Как бы то ни было, но уже в университете Александр Иванович связался с группой фрондирующих молодых людей, так называемым кружком Н. В. Станкевича. В него же входил и будущий знаменитый революционер-анархист М. А. Бакунин.
Я уже упоминал о спорах между западниками и славянофилами. Так вот, Герцен был убежденным западником. Говоря современным языком – либералом. Нужна конституция + всякие демократические свободы. И тогда всё будет хорошо.
По большому счету члены кружка занимались обычной свободолюбивой болтовней.

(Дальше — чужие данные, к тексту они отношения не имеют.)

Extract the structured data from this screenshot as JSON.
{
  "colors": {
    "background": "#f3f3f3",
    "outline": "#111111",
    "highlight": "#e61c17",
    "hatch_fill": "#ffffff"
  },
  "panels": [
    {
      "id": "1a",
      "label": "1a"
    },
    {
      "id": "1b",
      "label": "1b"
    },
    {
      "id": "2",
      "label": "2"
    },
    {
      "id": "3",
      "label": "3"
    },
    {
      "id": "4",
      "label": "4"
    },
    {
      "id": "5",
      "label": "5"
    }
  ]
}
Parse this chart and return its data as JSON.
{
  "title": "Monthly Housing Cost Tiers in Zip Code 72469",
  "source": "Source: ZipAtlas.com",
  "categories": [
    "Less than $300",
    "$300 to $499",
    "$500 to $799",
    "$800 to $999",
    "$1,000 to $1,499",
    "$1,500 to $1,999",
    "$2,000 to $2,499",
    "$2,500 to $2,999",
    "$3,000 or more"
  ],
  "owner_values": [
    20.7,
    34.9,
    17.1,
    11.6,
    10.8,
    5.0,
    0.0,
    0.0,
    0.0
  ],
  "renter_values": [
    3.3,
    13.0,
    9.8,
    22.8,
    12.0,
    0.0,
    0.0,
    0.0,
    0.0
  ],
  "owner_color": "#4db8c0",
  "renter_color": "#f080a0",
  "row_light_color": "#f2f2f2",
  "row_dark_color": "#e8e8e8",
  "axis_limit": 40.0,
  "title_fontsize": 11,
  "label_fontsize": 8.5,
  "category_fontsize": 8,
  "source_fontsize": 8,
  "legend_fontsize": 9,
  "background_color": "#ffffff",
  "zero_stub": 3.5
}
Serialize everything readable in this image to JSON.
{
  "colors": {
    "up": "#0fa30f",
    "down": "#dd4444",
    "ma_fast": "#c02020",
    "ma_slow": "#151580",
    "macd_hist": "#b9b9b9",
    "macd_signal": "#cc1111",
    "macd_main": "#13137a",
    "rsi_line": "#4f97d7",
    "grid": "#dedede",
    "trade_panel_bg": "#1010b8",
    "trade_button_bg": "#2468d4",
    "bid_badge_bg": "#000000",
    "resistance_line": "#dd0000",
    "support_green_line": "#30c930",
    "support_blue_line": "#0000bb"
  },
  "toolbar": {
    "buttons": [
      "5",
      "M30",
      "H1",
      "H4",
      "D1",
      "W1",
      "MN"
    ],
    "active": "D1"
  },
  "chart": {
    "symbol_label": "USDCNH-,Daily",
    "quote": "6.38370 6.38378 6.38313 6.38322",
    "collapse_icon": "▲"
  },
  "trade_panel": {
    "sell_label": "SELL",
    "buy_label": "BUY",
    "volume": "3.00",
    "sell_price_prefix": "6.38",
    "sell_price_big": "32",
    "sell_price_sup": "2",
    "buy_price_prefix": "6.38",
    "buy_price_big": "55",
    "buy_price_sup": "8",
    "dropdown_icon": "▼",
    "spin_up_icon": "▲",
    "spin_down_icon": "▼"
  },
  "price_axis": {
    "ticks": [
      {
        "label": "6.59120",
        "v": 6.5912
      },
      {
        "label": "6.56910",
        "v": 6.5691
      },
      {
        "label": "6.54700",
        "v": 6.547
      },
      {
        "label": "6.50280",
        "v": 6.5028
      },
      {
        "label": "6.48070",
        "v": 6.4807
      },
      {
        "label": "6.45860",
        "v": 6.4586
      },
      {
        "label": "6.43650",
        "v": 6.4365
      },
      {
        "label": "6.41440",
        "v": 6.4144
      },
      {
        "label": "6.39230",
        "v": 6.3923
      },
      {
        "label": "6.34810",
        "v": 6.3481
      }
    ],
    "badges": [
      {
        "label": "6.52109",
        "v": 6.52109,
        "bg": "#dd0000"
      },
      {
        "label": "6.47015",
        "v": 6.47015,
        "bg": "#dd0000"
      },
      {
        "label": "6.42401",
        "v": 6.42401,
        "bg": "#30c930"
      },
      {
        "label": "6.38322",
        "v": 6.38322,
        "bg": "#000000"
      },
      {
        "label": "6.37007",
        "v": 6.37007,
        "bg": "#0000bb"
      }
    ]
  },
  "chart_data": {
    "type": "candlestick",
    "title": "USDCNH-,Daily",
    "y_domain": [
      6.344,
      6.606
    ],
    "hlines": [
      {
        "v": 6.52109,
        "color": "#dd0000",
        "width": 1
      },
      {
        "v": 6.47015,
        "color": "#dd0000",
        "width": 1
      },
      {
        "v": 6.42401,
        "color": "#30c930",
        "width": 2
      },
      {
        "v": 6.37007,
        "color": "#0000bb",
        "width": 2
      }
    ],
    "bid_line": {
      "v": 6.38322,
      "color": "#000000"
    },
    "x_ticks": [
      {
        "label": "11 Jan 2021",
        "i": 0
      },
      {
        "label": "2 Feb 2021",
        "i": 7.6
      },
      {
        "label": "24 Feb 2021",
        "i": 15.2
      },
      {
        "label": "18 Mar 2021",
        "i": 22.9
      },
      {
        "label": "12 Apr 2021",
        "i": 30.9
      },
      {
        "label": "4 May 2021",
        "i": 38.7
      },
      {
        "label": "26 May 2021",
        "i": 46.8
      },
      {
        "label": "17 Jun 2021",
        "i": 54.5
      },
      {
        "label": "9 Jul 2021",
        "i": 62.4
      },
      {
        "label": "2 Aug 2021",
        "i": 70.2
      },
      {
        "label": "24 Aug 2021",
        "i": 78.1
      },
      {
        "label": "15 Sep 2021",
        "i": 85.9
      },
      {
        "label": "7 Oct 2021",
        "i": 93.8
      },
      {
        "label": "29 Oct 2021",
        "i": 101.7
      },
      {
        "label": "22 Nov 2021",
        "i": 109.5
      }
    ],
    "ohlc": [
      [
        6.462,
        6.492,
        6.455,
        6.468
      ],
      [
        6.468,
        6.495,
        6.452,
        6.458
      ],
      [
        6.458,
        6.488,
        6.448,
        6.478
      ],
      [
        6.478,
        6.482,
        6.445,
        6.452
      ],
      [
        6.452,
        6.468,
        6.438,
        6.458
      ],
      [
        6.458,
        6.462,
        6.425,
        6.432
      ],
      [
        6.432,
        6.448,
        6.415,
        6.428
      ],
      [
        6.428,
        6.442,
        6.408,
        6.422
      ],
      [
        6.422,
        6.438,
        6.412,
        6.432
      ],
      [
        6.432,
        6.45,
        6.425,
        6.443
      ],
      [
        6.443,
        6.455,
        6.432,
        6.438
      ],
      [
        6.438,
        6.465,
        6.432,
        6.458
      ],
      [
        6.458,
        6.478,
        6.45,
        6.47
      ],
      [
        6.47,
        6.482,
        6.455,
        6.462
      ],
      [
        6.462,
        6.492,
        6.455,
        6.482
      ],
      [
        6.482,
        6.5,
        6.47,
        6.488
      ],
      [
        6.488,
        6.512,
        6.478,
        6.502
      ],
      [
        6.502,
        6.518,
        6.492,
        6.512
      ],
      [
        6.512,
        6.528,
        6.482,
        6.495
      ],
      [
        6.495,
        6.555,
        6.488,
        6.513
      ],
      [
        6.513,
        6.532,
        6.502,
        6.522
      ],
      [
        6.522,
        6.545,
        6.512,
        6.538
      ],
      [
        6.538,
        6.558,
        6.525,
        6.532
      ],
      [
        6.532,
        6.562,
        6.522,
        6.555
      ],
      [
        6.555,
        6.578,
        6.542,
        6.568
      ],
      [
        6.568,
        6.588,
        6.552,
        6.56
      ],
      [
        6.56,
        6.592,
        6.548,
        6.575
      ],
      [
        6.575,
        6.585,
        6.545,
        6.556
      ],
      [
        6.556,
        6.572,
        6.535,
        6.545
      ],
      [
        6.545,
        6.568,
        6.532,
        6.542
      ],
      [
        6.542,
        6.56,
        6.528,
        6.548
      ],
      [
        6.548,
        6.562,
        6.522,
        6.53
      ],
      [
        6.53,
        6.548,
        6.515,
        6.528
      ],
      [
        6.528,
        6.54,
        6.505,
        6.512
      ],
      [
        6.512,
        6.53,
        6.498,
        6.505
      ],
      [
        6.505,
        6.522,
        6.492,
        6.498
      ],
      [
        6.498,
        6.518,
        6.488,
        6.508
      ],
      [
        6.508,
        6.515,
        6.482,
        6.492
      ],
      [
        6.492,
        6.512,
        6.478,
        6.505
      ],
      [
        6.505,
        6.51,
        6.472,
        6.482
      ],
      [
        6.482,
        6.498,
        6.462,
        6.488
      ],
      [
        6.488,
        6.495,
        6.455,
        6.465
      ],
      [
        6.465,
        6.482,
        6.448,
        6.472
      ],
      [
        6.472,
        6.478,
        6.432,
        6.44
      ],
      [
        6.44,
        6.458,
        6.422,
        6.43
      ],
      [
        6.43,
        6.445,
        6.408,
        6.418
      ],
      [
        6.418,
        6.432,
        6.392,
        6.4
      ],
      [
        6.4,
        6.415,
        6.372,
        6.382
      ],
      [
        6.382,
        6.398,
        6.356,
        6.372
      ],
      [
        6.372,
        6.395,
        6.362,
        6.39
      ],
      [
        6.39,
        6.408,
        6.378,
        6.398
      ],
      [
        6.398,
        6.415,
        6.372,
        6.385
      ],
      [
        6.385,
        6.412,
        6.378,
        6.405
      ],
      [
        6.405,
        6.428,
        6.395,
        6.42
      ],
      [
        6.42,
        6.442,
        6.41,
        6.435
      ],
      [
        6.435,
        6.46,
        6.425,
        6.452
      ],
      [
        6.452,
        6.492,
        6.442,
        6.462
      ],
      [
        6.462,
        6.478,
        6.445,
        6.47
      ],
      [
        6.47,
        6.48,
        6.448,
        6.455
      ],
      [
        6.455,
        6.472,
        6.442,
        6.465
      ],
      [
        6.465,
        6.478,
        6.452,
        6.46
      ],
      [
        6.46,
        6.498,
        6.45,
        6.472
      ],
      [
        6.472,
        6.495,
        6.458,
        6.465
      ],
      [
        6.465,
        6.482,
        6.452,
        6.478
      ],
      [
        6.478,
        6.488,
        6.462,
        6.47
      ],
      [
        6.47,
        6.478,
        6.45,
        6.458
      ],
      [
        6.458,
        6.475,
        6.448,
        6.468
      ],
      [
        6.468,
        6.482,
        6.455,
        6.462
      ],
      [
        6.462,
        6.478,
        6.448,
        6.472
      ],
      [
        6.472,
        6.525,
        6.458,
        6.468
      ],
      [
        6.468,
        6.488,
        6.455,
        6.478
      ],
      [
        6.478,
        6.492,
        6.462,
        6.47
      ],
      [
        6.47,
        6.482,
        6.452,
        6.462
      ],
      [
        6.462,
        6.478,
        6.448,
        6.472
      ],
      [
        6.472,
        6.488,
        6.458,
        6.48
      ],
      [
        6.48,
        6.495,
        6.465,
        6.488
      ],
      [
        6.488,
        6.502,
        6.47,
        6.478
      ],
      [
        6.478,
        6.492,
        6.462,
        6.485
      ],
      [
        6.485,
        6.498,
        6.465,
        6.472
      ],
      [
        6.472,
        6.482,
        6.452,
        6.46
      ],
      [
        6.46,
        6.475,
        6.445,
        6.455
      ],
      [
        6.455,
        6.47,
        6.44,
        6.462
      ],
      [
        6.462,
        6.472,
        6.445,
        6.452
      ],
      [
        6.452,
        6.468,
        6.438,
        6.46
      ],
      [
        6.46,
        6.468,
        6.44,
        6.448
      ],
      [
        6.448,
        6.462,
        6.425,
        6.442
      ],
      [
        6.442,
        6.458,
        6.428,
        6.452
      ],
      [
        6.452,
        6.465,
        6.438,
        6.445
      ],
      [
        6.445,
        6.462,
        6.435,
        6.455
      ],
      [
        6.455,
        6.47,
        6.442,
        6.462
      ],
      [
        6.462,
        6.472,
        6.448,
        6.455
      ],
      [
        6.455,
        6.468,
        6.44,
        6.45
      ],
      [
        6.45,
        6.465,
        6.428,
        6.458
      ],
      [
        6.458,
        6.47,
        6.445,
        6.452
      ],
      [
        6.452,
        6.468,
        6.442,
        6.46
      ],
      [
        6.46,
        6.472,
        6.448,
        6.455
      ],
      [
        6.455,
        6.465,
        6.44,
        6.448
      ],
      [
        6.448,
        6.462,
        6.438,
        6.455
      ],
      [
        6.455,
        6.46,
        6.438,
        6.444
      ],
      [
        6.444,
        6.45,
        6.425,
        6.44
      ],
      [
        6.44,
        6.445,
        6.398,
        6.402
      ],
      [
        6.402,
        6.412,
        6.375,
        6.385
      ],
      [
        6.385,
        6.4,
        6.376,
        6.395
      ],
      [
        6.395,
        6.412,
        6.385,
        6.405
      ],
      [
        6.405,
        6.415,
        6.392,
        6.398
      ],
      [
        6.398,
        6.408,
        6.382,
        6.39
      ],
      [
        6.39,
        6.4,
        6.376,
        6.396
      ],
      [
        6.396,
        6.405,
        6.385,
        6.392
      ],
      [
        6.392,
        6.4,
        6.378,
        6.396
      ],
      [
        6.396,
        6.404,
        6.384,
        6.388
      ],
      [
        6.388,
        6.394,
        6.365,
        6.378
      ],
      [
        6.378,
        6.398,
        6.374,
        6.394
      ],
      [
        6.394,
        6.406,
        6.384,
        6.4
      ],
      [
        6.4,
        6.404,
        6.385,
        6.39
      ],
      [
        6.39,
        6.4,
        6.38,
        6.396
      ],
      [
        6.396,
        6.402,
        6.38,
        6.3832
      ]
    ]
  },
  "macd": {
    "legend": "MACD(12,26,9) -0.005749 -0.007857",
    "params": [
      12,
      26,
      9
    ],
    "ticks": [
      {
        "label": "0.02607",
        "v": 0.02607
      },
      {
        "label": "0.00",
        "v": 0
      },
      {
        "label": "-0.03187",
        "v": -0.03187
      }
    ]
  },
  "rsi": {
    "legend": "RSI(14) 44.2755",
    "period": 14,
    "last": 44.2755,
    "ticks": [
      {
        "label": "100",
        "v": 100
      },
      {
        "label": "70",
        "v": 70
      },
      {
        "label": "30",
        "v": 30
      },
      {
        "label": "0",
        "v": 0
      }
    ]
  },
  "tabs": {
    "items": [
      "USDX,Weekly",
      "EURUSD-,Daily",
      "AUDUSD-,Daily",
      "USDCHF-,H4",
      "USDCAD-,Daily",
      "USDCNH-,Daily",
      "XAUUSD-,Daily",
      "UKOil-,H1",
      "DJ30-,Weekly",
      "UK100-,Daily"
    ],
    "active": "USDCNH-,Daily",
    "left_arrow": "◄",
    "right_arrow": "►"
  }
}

Однако Николай I к подобным настроениям относился очень серьезно – он-то отлично знал, чем это всё может закончиться. Так что в 1834 году членов кружка повязали – и Герцену пришлось девять месяцев смотреть на небо в клеточку. Впрочем, в итоге ничего особо страшного ему не сделали. По большому счету власти ему велели как в бессмертной поэме Грибоедова: «пойди-ка послужи». Герцен был выслан сперва в Пермь, а потом в Вятку, где и начал службу в канцелярии генерал-губернатора. Логика властей понятна – займется парень делом, глядишь – и выкинет из головы всякие глупости. Кстати, университетский диплом позволил Герцену начать службу с чина титулярного советника. Это чин IX класса, соответствовавший армейскому штабс-капитану (по сегодняшнему – капитан). Большинство чиновников его достигали лишь к старости или не достигали вовсе.